Sachika Douchi posing with the Kobe Beef Designated Registration bronze statue

Douchi: My focus is on supporting the communities and organizations I have been assigned, like Hyogo. I am currently working with the City of Tamba-Sasayama located in eastern Hyogo, which offers a fantastic selection of autumn harvests, such as black soybeans, chestnuts and Matsutake mushrooms. In October and November, they typically have a lot of visitors for edamame harvesting and along with the historical castle ruins in the area, I believe the city has potential to attract more international visitors.

Q: Why is it important for ANA Akindo to get involved in the revitalization of local economies?

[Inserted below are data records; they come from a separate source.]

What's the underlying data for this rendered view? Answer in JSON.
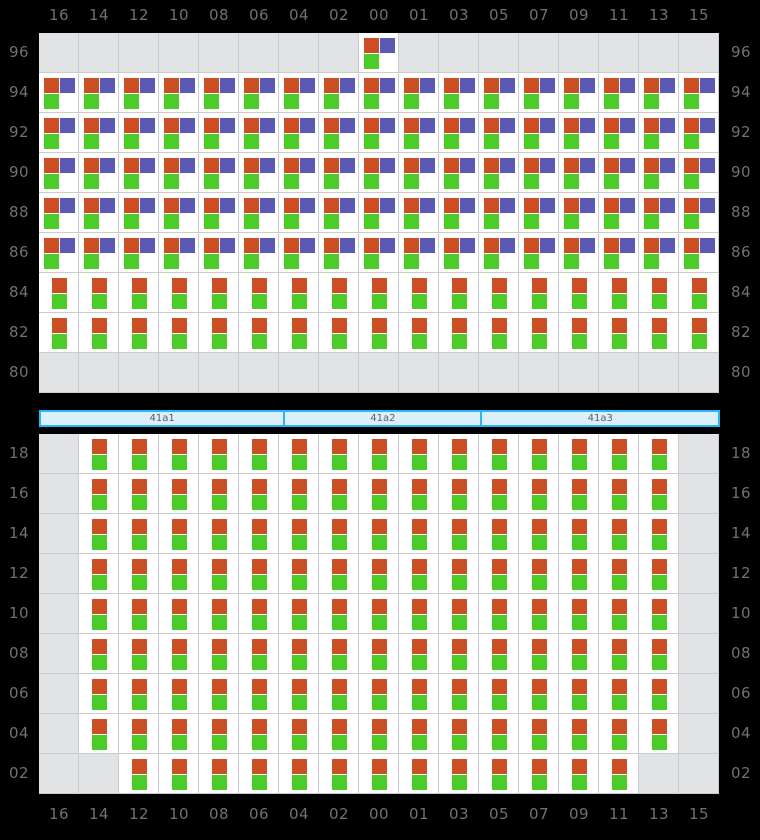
{
  "colors": {
    "background": "#000000",
    "grid_line": "#c9cbd0",
    "cell_empty": "#e2e3e5",
    "cell_filled": "#ffffff",
    "marker_red": "#cc4e24",
    "marker_purple": "#5a5ab4",
    "marker_green": "#4ccc28",
    "axis_text": "#6e7177",
    "section_border": "#29b6f6",
    "section_fill": "#ddeffb"
  },
  "columns": [
    "16",
    "14",
    "12",
    "10",
    "08",
    "06",
    "04",
    "02",
    "00",
    "01",
    "03",
    "05",
    "07",
    "09",
    "11",
    "13",
    "15"
  ],
  "top_section": {
    "rows": [
      "96",
      "94",
      "92",
      "90",
      "88",
      "86",
      "84",
      "82",
      "80"
    ],
    "cells": [
      [
        "empty",
        "empty",
        "empty",
        "empty",
        "empty",
        "empty",
        "empty",
        "empty",
        "rpg",
        "empty",
        "empty",
        "empty",
        "empty",
        "empty",
        "empty",
        "empty",
        "empty"
      ],
      [
        "rpg",
        "rpg",
        "rpg",
        "rpg",
        "rpg",
        "rpg",
        "rpg",
        "rpg",
        "rpg",
        "rpg",
        "rpg",
        "rpg",
        "rpg",
        "rpg",
        "rpg",
        "rpg",
        "rpg"
      ],
      [
        "rpg",
        "rpg",
        "rpg",
        "rpg",
        "rpg",
        "rpg",
        "rpg",
        "rpg",
        "rpg",
        "rpg",
        "rpg",
        "rpg",
        "rpg",
        "rpg",
        "rpg",
        "rpg",
        "rpg"
      ],
      [
        "rpg",
        "rpg",
        "rpg",
        "rpg",
        "rpg",
        "rpg",
        "rpg",
        "rpg",
        "rpg",
        "rpg",
        "rpg",
        "rpg",
        "rpg",
        "rpg",
        "rpg",
        "rpg",
        "rpg"
      ],
      [
        "rpg",
        "rpg",
        "rpg",
        "rpg",
        "rpg",
        "rpg",
        "rpg",
        "rpg",
        "rpg",
        "rpg",
        "rpg",
        "rpg",
        "rpg",
        "rpg",
        "rpg",
        "rpg",
        "rpg"
      ],
      [
        "rpg",
        "rpg",
        "rpg",
        "rpg",
        "rpg",
        "rpg",
        "rpg",
        "rpg",
        "rpg",
        "rpg",
        "rpg",
        "rpg",
        "rpg",
        "rpg",
        "rpg",
        "rpg",
        "rpg"
      ],
      [
        "rg",
        "rg",
        "rg",
        "rg",
        "rg",
        "rg",
        "rg",
        "rg",
        "rg",
        "rg",
        "rg",
        "rg",
        "rg",
        "rg",
        "rg",
        "rg",
        "rg"
      ],
      [
        "rg",
        "rg",
        "rg",
        "rg",
        "rg",
        "rg",
        "rg",
        "rg",
        "rg",
        "rg",
        "rg",
        "rg",
        "rg",
        "rg",
        "rg",
        "rg",
        "rg"
      ],
      [
        "empty",
        "empty",
        "empty",
        "empty",
        "empty",
        "empty",
        "empty",
        "empty",
        "empty",
        "empty",
        "empty",
        "empty",
        "empty",
        "empty",
        "empty",
        "empty",
        "empty"
      ]
    ]
  },
  "sections": [
    {
      "label": "41a1",
      "flex": 36
    },
    {
      "label": "41a2",
      "flex": 29
    },
    {
      "label": "41a3",
      "flex": 35
    }
  ],
  "bottom_section": {
    "rows": [
      "18",
      "16",
      "14",
      "12",
      "10",
      "08",
      "06",
      "04",
      "02"
    ],
    "cells": [
      [
        "empty",
        "rg",
        "rg",
        "rg",
        "rg",
        "rg",
        "rg",
        "rg",
        "rg",
        "rg",
        "rg",
        "rg",
        "rg",
        "rg",
        "rg",
        "rg",
        "empty"
      ],
      [
        "empty",
        "rg",
        "rg",
        "rg",
        "rg",
        "rg",
        "rg",
        "rg",
        "rg",
        "rg",
        "rg",
        "rg",
        "rg",
        "rg",
        "rg",
        "rg",
        "empty"
      ],
      [
        "empty",
        "rg",
        "rg",
        "rg",
        "rg",
        "rg",
        "rg",
        "rg",
        "rg",
        "rg",
        "rg",
        "rg",
        "rg",
        "rg",
        "rg",
        "rg",
        "empty"
      ],
      [
        "empty",
        "rg",
        "rg",
        "rg",
        "rg",
        "rg",
        "rg",
        "rg",
        "rg",
        "rg",
        "rg",
        "rg",
        "rg",
        "rg",
        "rg",
        "rg",
        "empty"
      ],
      [
        "empty",
        "rg",
        "rg",
        "rg",
        "rg",
        "rg",
        "rg",
        "rg",
        "rg",
        "rg",
        "rg",
        "rg",
        "rg",
        "rg",
        "rg",
        "rg",
        "empty"
      ],
      [
        "empty",
        "rg",
        "rg",
        "rg",
        "rg",
        "rg",
        "rg",
        "rg",
        "rg",
        "rg",
        "rg",
        "rg",
        "rg",
        "rg",
        "rg",
        "rg",
        "empty"
      ],
      [
        "empty",
        "rg",
        "rg",
        "rg",
        "rg",
        "rg",
        "rg",
        "rg",
        "rg",
        "rg",
        "rg",
        "rg",
        "rg",
        "rg",
        "rg",
        "rg",
        "empty"
      ],
      [
        "empty",
        "rg",
        "rg",
        "rg",
        "rg",
        "rg",
        "rg",
        "rg",
        "rg",
        "rg",
        "rg",
        "rg",
        "rg",
        "rg",
        "rg",
        "rg",
        "empty"
      ],
      [
        "empty",
        "empty",
        "rg",
        "rg",
        "rg",
        "rg",
        "rg",
        "rg",
        "rg",
        "rg",
        "rg",
        "rg",
        "rg",
        "rg",
        "rg",
        "empty",
        "empty"
      ]
    ]
  },
  "chart_data": {
    "type": "heatmap",
    "title": "",
    "xlabel": "",
    "ylabel": "",
    "grid": true,
    "legend_position": "none",
    "marker_legend": [
      {
        "key": "r",
        "name": "red-marker",
        "color": "#cc4e24"
      },
      {
        "key": "p",
        "name": "purple-marker",
        "color": "#5a5ab4"
      },
      {
        "key": "g",
        "name": "green-marker",
        "color": "#4ccc28"
      }
    ],
    "x_ticks_top": [
      "16",
      "14",
      "12",
      "10",
      "08",
      "06",
      "04",
      "02",
      "00",
      "01",
      "03",
      "05",
      "07",
      "09",
      "11",
      "13",
      "15"
    ],
    "x_ticks_bottom": [
      "16",
      "14",
      "12",
      "10",
      "08",
      "06",
      "04",
      "02",
      "00",
      "01",
      "03",
      "05",
      "07",
      "09",
      "11",
      "13",
      "15"
    ],
    "y_ticks_upper": [
      "96",
      "94",
      "92",
      "90",
      "88",
      "86",
      "84",
      "82",
      "80"
    ],
    "y_ticks_lower": [
      "18",
      "16",
      "14",
      "12",
      "10",
      "08",
      "06",
      "04",
      "02"
    ],
    "section_labels": [
      "41a1",
      "41a2",
      "41a3"
    ]
  }
}
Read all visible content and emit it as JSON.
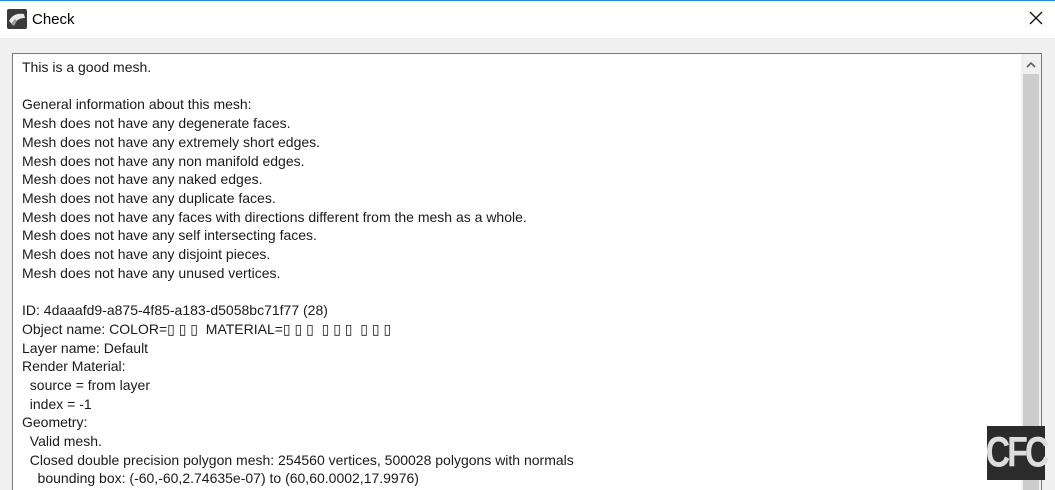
{
  "window": {
    "title": "Check",
    "app_icon": "rhino-icon",
    "close_icon": "close-icon"
  },
  "report": {
    "text": "This is a good mesh.\n\nGeneral information about this mesh:\nMesh does not have any degenerate faces.\nMesh does not have any extremely short edges.\nMesh does not have any non manifold edges.\nMesh does not have any naked edges.\nMesh does not have any duplicate faces.\nMesh does not have any faces with directions different from the mesh as a whole.\nMesh does not have any self intersecting faces.\nMesh does not have any disjoint pieces.\nMesh does not have any unused vertices.\n\nID: 4daaafd9-a875-4f85-a183-d5058bc71f77 (28)\nObject name: COLOR=▯ ▯ ▯  MATERIAL=▯ ▯ ▯  ▯ ▯ ▯  ▯ ▯ ▯\nLayer name: Default\nRender Material:\n  source = from layer\n  index = -1\nGeometry:\n  Valid mesh.\n  Closed double precision polygon mesh: 254560 vertices, 500028 polygons with normals\n    bounding box: (-60,-60,2.74635e-07) to (60,60.0002,17.9976)"
  },
  "scrollbar": {
    "up_icon": "scroll-up-arrow-icon"
  },
  "watermark": {
    "text": "CFC"
  },
  "colors": {
    "accent_line": "#1c8fd6",
    "client_background": "#f0f0f0",
    "scroll_thumb": "#cdcdcd"
  }
}
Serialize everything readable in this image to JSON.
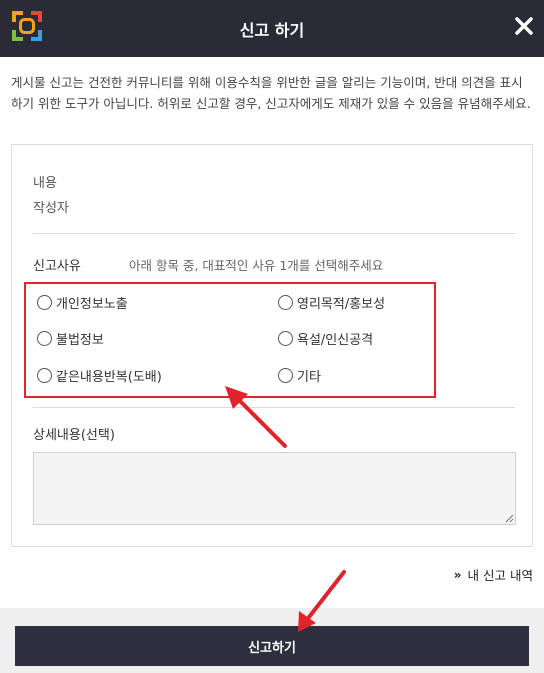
{
  "header": {
    "title": "신고 하기",
    "logo_icon": "app-logo-icon",
    "close_icon": "close-icon"
  },
  "notice": "게시물 신고는 건전한 커뮤니티를 위해 이용수칙을 위반한 글을 알리는 기능이며, 반대 의견을 표시하기 위한 도구가 아닙니다. 허위로 신고할 경우, 신고자에게도 제재가 있을 수 있음을 유념해주세요.",
  "post_info": {
    "content_label": "내용",
    "author_label": "작성자"
  },
  "reason": {
    "title": "신고사유",
    "hint": "아래 항목 중, 대표적인 사유 1개를 선택해주세요",
    "options": [
      "개인정보노출",
      "영리목적/홍보성",
      "불법정보",
      "욕설/인신공격",
      "같은내용반복(도배)",
      "기타"
    ]
  },
  "detail": {
    "title": "상세내용(선택)",
    "value": ""
  },
  "history_link": "내 신고 내역",
  "submit_label": "신고하기",
  "colors": {
    "header_bg": "#2b2b38",
    "submit_bg": "#2f2f3f",
    "annotation_red": "#e0242b"
  }
}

Douchi: We hear many ideas from local communities. It is inspiring for me to be part of the effort to combine their needs and ANA’s resources to create positive outcomes. It is exciting, and in the future I want to visit our overseas offices and get local feedback on how well the Japanese commodities can be received in those markets.

Ohashi: ANA Group has been involved in the revitalization of local economies for a decade, and it has always been connected back to our business as an airline. We want more people to fly ANA so that we can enhance our service and network. Although this cycle has been altered due to COVID, we can still support revitalization by assisting export or workation (work + vacation) business opportunities generated from Japan communities.

Nakaura: Whether it be nature or food, there are so many unknown charms in Japan, but local communities lack the means and resources to communicate to global consumers. That’s where ANA Group and Akindo can contribute. We can potentially help these communities by bringing more visitors to Japan, and that is what makes our job fun and rewarding.